Phase three of the expansion started 15 years later and we acquired the dermatology department inpatient wards, which transferred from the eighth to the fifth floor.  This consisted of half a wing of the hospital but it was ideal to move my office from the basement to the 8th floor.  Fortunately, Prof. Penchas, the hospital director, was behind the move, and we had a good donor from New York.  The ward space had to be renovated completely and we built a new office for myself with a secretarial suite and a large room for Yonathan Hasin, two new large catheter suites, a control room, radiological facilities, a six bedded recovery room, kitchen and a small waiting space for the patients and their families.
There was more office space, and I moved my own office to the eighth floor. We had also continued with the extra beds on the third floor and then another ward on the fourth floor.

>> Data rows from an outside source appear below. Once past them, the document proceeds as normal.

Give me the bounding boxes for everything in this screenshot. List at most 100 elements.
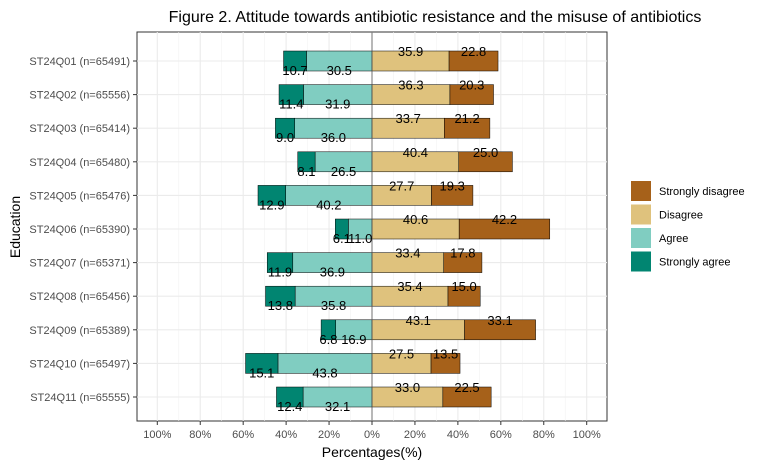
- legend-key: [631, 251, 651, 272]
- data-label-strongly-disagree: 13.5: [433, 346, 458, 361]
- bar-strongly-agree: [245, 353, 279, 374]
- axis-layer: 100% 80% 60% 40% 20% 0% 20% 40% 60% 80% 100%: [143, 421, 601, 441]
- data-label-agree: 40.2: [316, 197, 341, 212]
- data-label-strongly-disagree: 42.2: [492, 212, 517, 227]
- data-label-disagree: 33.7: [396, 111, 421, 126]
- data-label-disagree: 35.4: [397, 279, 422, 294]
- data-label-strongly-disagree: 17.8: [450, 246, 475, 261]
- category-label: ST24Q11 (n=65555): [30, 392, 130, 404]
- data-label-strongly-disagree: 19.3: [440, 178, 465, 193]
- bar-strongly-disagree: [447, 285, 481, 307]
- category-label: ST24Q01 (n=65491): [29, 56, 130, 68]
- data-label-strongly-disagree: 15.0: [451, 279, 476, 294]
- bar-strongly-disagree: [442, 386, 492, 408]
- data-label-agree: 26.5: [331, 164, 356, 179]
- bar-strongly-disagree: [458, 151, 513, 173]
- bar-strongly-disagree: [448, 50, 499, 72]
- x-tick-label: 60%: [232, 429, 254, 441]
- data-label-disagree: 27.5: [389, 346, 414, 361]
- category-label: ST24Q10 (n=65497): [29, 358, 130, 370]
- x-tick-label: 20%: [404, 429, 426, 441]
- category-label: ST24Q03 (n=65414): [29, 123, 130, 135]
- data-label-agree: 35.8: [321, 298, 346, 313]
- data-label-strongly-agree: 6.8: [319, 332, 337, 347]
- data-label-disagree: 35.9: [398, 44, 423, 59]
- data-label-strongly-disagree: 21.2: [454, 111, 479, 126]
- data-label-strongly-disagree: 22.5: [454, 380, 479, 395]
- category-label: ST24Q05 (n=65476): [29, 190, 130, 202]
- data-label-strongly-agree: 13.8: [268, 298, 293, 313]
- data-label-strongly-agree: 6.1: [333, 231, 351, 246]
- bars-layer: [245, 32, 551, 421]
- data-label-agree: 31.9: [325, 97, 350, 112]
- data-label-disagree: 40.4: [403, 145, 428, 160]
- data-label-disagree: 43.1: [406, 313, 431, 328]
- category-label: ST24Q04 (n=65480): [29, 157, 130, 169]
- bar-strongly-disagree: [430, 353, 461, 374]
- legend-label: Strongly agree: [659, 257, 731, 269]
- labels-layer: 10.7 30.5 35.9 22.8 ST24Q01 (n=65491) 11.4 31.…: [29, 44, 517, 414]
- category-label: ST24Q07 (n=65371): [29, 258, 130, 270]
- bar-strongly-agree: [257, 185, 286, 206]
- data-label-strongly-disagree: 33.1: [487, 313, 512, 328]
- x-tick-label: 60%: [490, 429, 512, 441]
- x-tick-label: 20%: [318, 429, 340, 441]
- data-label-agree: 11.0: [348, 231, 372, 246]
- category-label: ST24Q08 (n=65456): [29, 291, 130, 303]
- bar-strongly-agree: [266, 252, 294, 273]
- chart-title: Figure 2. Attitude towards antibiotic re…: [169, 9, 702, 26]
- data-label-strongly-agree: 11.9: [268, 265, 292, 280]
- category-label: ST24Q06 (n=65390): [29, 224, 130, 236]
- x-tick-label: 0%: [364, 429, 380, 441]
- data-label-agree: 30.5: [327, 63, 352, 78]
- bar-strongly-disagree: [443, 252, 483, 273]
- data-label-disagree: 27.7: [389, 178, 414, 193]
- data-label-strongly-agree: 12.9: [259, 197, 284, 212]
- data-label-strongly-agree: 10.7: [282, 63, 307, 78]
- bar-strongly-agree: [320, 319, 336, 341]
- bar-strongly-disagree: [444, 117, 491, 139]
- bar-strongly-agree: [335, 218, 349, 240]
- category-label: ST24Q02 (n=65556): [29, 90, 130, 102]
- data-label-strongly-agree: 15.1: [249, 365, 274, 380]
- bar-strongly-disagree: [458, 218, 551, 240]
- data-label-strongly-agree: 12.4: [277, 399, 302, 414]
- x-tick-label: 100%: [573, 429, 601, 441]
- data-label-agree: 43.8: [312, 365, 337, 380]
- bar-strongly-agree: [275, 117, 295, 139]
- data-label-disagree: 33.4: [395, 246, 420, 261]
- bar-strongly-agree: [283, 50, 307, 72]
- data-label-strongly-disagree: 20.3: [459, 78, 484, 93]
- legend-key: [631, 204, 651, 225]
- bar-strongly-disagree: [464, 319, 536, 341]
- bar-strongly-agree: [278, 84, 304, 105]
- legend-key: [631, 228, 651, 248]
- y-axis-title: Education: [7, 196, 23, 258]
- x-tick-label: 40%: [275, 429, 297, 441]
- data-label-strongly-agree: 11.4: [279, 97, 303, 112]
- x-axis-title: Percentages(%): [322, 444, 422, 460]
- data-label-strongly-disagree: 25.0: [473, 145, 498, 160]
- legend-label: Disagree: [659, 210, 703, 222]
- bar-strongly-disagree: [431, 185, 474, 206]
- x-tick-label: 80%: [189, 429, 211, 441]
- data-label-agree: 32.1: [325, 399, 350, 414]
- category-label: ST24Q09 (n=65389): [29, 325, 130, 337]
- legend-label: Agree: [659, 233, 688, 245]
- data-label-agree: 36.0: [321, 130, 346, 145]
- data-label-disagree: 36.3: [398, 78, 423, 93]
- x-tick-label: 80%: [533, 429, 555, 441]
- data-label-strongly-agree: 9.0: [276, 130, 294, 145]
- bar-strongly-disagree: [449, 84, 494, 105]
- data-label-disagree: 40.6: [403, 212, 428, 227]
- legend-label: Strongly disagree: [659, 186, 745, 198]
- data-label-strongly-disagree: 22.8: [461, 44, 486, 59]
- bar-strongly-agree: [297, 151, 316, 173]
- data-label-disagree: 33.0: [395, 380, 420, 395]
- data-label-agree: 16.9: [341, 332, 366, 347]
- bar-strongly-agree: [265, 285, 296, 307]
- data-label-strongly-agree: 8.1: [297, 164, 315, 179]
- x-tick-label: 40%: [447, 429, 469, 441]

The catheterization suite and the radiological facilities were superb.  General Electric gave us a very good deal.  I ordered a L-Y gantry and with a biplane configuration and they added the equipment for the second room—a single plane at half price.  These new rooms gave us sterling service as we did 10 to 12 cases a day of which half were follow up angioplasties.  The machines were reliable with very little down time. 

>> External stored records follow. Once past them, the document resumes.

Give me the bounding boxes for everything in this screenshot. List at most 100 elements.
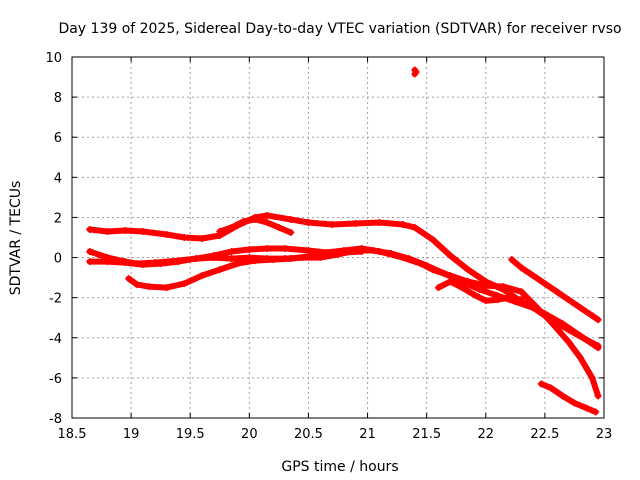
data-point [174,258,182,266]
data-point [198,235,206,243]
series-arc-g [508,256,602,323]
data-point [446,278,454,286]
data-point [263,211,271,219]
data-point [375,218,383,226]
data-point [210,254,218,262]
chart-title: Day 139 of 2025, Sidereal Day-to-day VTE… [58,21,621,37]
data-point [245,246,253,254]
data-point [328,220,336,228]
data-point [464,266,472,274]
data-point [565,338,573,346]
y-tick-label: 4 [54,171,62,186]
axis-ticks: 18.5 19 19.5 20 20.5 21 21.5 22 22.5 23 -8 -6 -4 -2 0 2… [45,51,612,442]
data-point [304,247,312,255]
data-point [228,223,236,231]
data-point [251,257,259,265]
data-point [121,259,129,267]
x-axis-label: GPS time / hours [281,459,398,475]
data-point [405,255,413,263]
data-point [163,230,171,238]
data-point [446,252,454,260]
data-point [198,272,206,280]
data-point [180,234,188,241]
x-tick-label: 23 [596,427,613,442]
data-point [304,218,312,226]
data-point [133,281,141,289]
data-point [287,255,295,263]
y-axis-label: SDTVAR / TECUs [8,181,24,296]
data-point [482,297,490,305]
data-point [287,215,295,223]
data-point [594,316,602,324]
data-point [287,228,295,236]
y-tick-label: 0 [54,252,62,267]
x-tick-label: 22 [478,427,495,442]
data-point [281,245,289,253]
data-point [239,217,247,225]
data-point [352,219,360,227]
data-point [570,399,578,407]
data-point [180,280,188,288]
series-trace [508,256,602,323]
data-point [440,270,448,278]
data-point [251,215,259,223]
x-tick-label: 21 [359,427,376,442]
data-point [541,280,549,288]
data-point [322,251,330,259]
x-tick-label: 18.5 [58,427,87,442]
x-tick-label: 21.5 [412,427,441,442]
data-point [559,392,567,400]
data-point [86,248,94,256]
data-point [594,342,602,350]
data-point [399,220,407,228]
data-point [508,256,516,264]
data-point [163,284,171,292]
data-point [576,304,584,312]
x-tick-label: 20.5 [294,427,323,442]
data-point [216,266,224,274]
y-tick-label: 2 [54,211,62,226]
data-point [103,227,111,235]
data-point [565,326,573,334]
data-point [537,380,545,388]
data-point [157,260,165,268]
y-tick-label: 6 [54,131,62,146]
data-point [505,294,513,302]
data-point [565,296,573,304]
data-point [582,336,590,344]
data-point [588,312,596,320]
data-point [269,256,277,264]
data-point [139,227,147,235]
y-tick-label: -8 [49,412,62,427]
data-point [529,272,537,280]
data-point [103,258,111,266]
data-point [476,286,484,294]
data-point [263,218,271,226]
data-point [139,261,147,269]
data-point [125,275,133,283]
data-point [458,284,466,292]
data-point [228,255,236,263]
data-point [517,296,525,304]
data-point [304,253,312,261]
data-point [517,288,525,296]
y-tick-label: 10 [45,51,62,66]
y-tick-label: -6 [49,372,62,387]
data-point [500,283,508,291]
data-point [458,278,466,286]
data-point [553,288,561,296]
data-point [121,226,129,234]
data-points [86,66,602,416]
data-point [594,392,602,400]
y-tick-label: -2 [49,292,62,307]
data-point [263,245,271,253]
data-point [576,354,584,362]
y-tick-label: 8 [54,91,62,106]
data-point [470,291,478,299]
grid [72,57,604,418]
data-point [482,282,490,290]
data-point [387,250,395,258]
data-point [529,304,537,312]
data-point [86,258,94,266]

The recovery room was a G-d send.  We now had extra beds to house the catheterized patients overnight and this solved our extreme bed shortage. 

The dermatology outpatient department occupied the transverse wing on the eighth floor and two years later moved to renovated space on the fifth floor.  This was our opportunity to provide more office space for the doctors and a new echocardiographic department, bringing it up from the basement.  There was a small conflict between myself and Prof., Stern, the hospital director.  He wanted to convert it into an outpatient clinic while I saw it as an outlet for my overcrowded doctors who had no personal office space.  The administration decided to use it as alternative space while they were renovating the ENT department so the building was delayed for two years.  It made me very sad as the corridor was half empty in the mornings when they held their public clinics and only filled in the afternoon when the seniors had their private practice.

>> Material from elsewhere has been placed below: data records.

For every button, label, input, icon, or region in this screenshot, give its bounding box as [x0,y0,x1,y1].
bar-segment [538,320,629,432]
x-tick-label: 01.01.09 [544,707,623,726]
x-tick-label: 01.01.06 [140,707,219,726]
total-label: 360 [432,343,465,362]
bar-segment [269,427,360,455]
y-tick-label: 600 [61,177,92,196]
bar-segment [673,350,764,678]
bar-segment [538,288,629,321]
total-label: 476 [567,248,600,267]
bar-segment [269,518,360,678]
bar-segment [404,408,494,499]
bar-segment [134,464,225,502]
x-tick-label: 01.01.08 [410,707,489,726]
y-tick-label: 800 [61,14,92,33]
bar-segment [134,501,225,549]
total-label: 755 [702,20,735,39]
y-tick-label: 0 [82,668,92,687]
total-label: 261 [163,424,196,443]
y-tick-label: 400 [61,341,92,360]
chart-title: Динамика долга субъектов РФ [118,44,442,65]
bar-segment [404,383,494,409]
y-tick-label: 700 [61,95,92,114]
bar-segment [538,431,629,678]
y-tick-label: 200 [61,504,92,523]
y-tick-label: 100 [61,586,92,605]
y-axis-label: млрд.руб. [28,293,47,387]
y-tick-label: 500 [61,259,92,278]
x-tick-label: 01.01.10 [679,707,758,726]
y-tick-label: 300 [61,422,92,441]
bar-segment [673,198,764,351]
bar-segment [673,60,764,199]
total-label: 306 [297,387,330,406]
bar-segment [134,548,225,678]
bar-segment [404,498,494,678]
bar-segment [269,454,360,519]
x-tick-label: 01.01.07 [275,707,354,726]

I sat with the architects and with minimal structural changes we built a corridor of physician's offices, a conference room and a well organized echocardiographic suite and stress testing laboratory.  A new wind of change blew through the department and for the first time the physicians had their own comfortable personal offices. 
The echocardiographic suite was comfortable and the corridor waiting room was full with patients.
This overall expansion program took 25 years. I felt that it was 20 years too long. We always had too many patients, too many procedures, too few doctors and in adequate space. Yet this was the reason that I had come to Israel and despite the lack of coordination by the hospital directorate we developed the busiest and best  cardiovascular department in the country. The patients flowed from every direction: Nahariya and the Kibbutzim in the north, Haifa and its suburbs, Nazareth, Afula, Rehovot, Ashkelon and Beer Sheva. Less than half the patients came from Jerusalem. After I retired the situation reversed and now 90% of patients come from the Jerusalem conurbation.
It is not only the space that counted, but the vision, drive, passion, enthusiasm, team spirit and hard work that created success.